Siva Sambo is a 2026 Indian Tamil-language romantic thriller film written, produced, and directed by S. P. Bagavathy Bala , who costars alongside C. B. Thil Natraj and Shivani. The songs were composed by A. C. John Peter and the film was released on 20 February 2026.

== Cast ==

- C. B. Thil Natraj as Arjun
- Shivani as Shivani
- Senthil as Minor Kunju
- Imman Annachi as London bridegroom
- Trichi Sathana
- Sarabambu Subburaj
- Bagavathy Bala

== Production ==
The film is written and directed by S. P. Bagavathy Bala. It is produced by Arumandhai Dr. Radhidevi, Kanji Arima Selva Kumar, and S. P. Bagavathy Bala under S Films. Cinematography is handled by Magi Bala, while editing is done by Lakhsman.
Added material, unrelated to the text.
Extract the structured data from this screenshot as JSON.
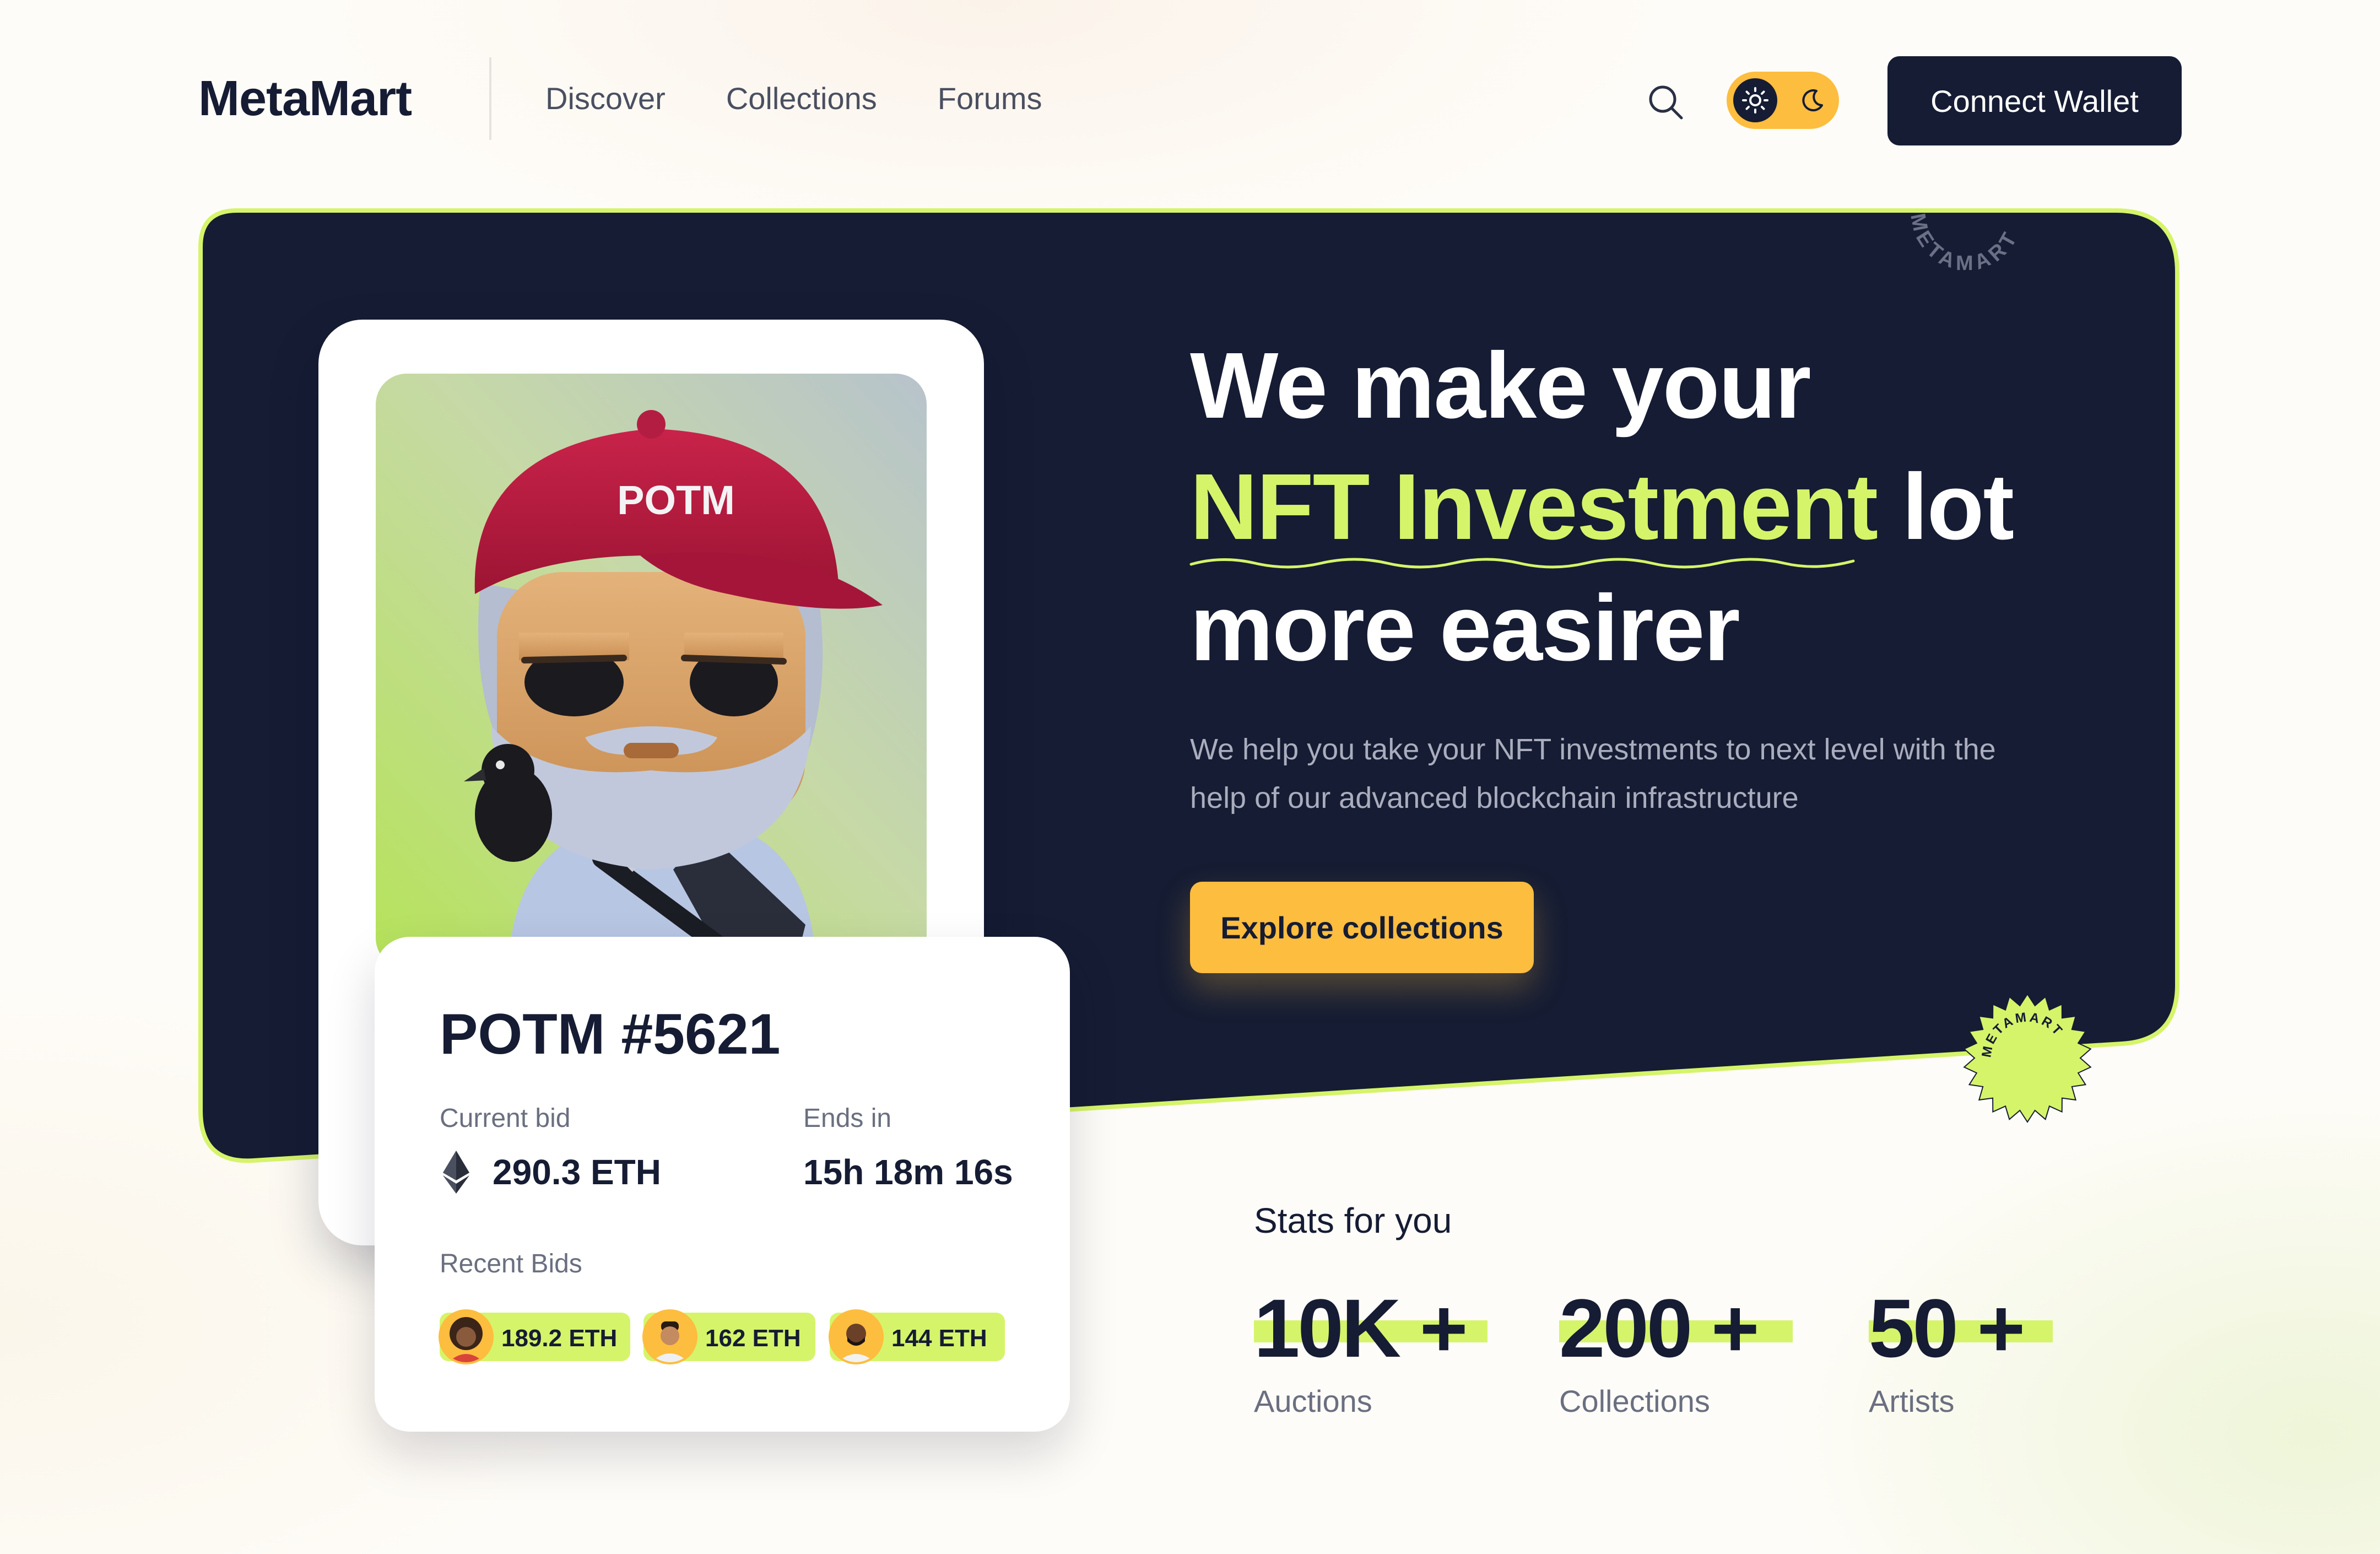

The music for the film is composed by Deva.

== Reception ==
Maalai Malar critic wrote that director Bhagavathy Bala has presented a crime thriller film about a case of cheating where a single person marries multiple women in crimes against women. The critic added that there are flaws in the film.

Virakesari critic stated that senior actor Senthil appears in a couple of scenes and makes his presence felt among the audience.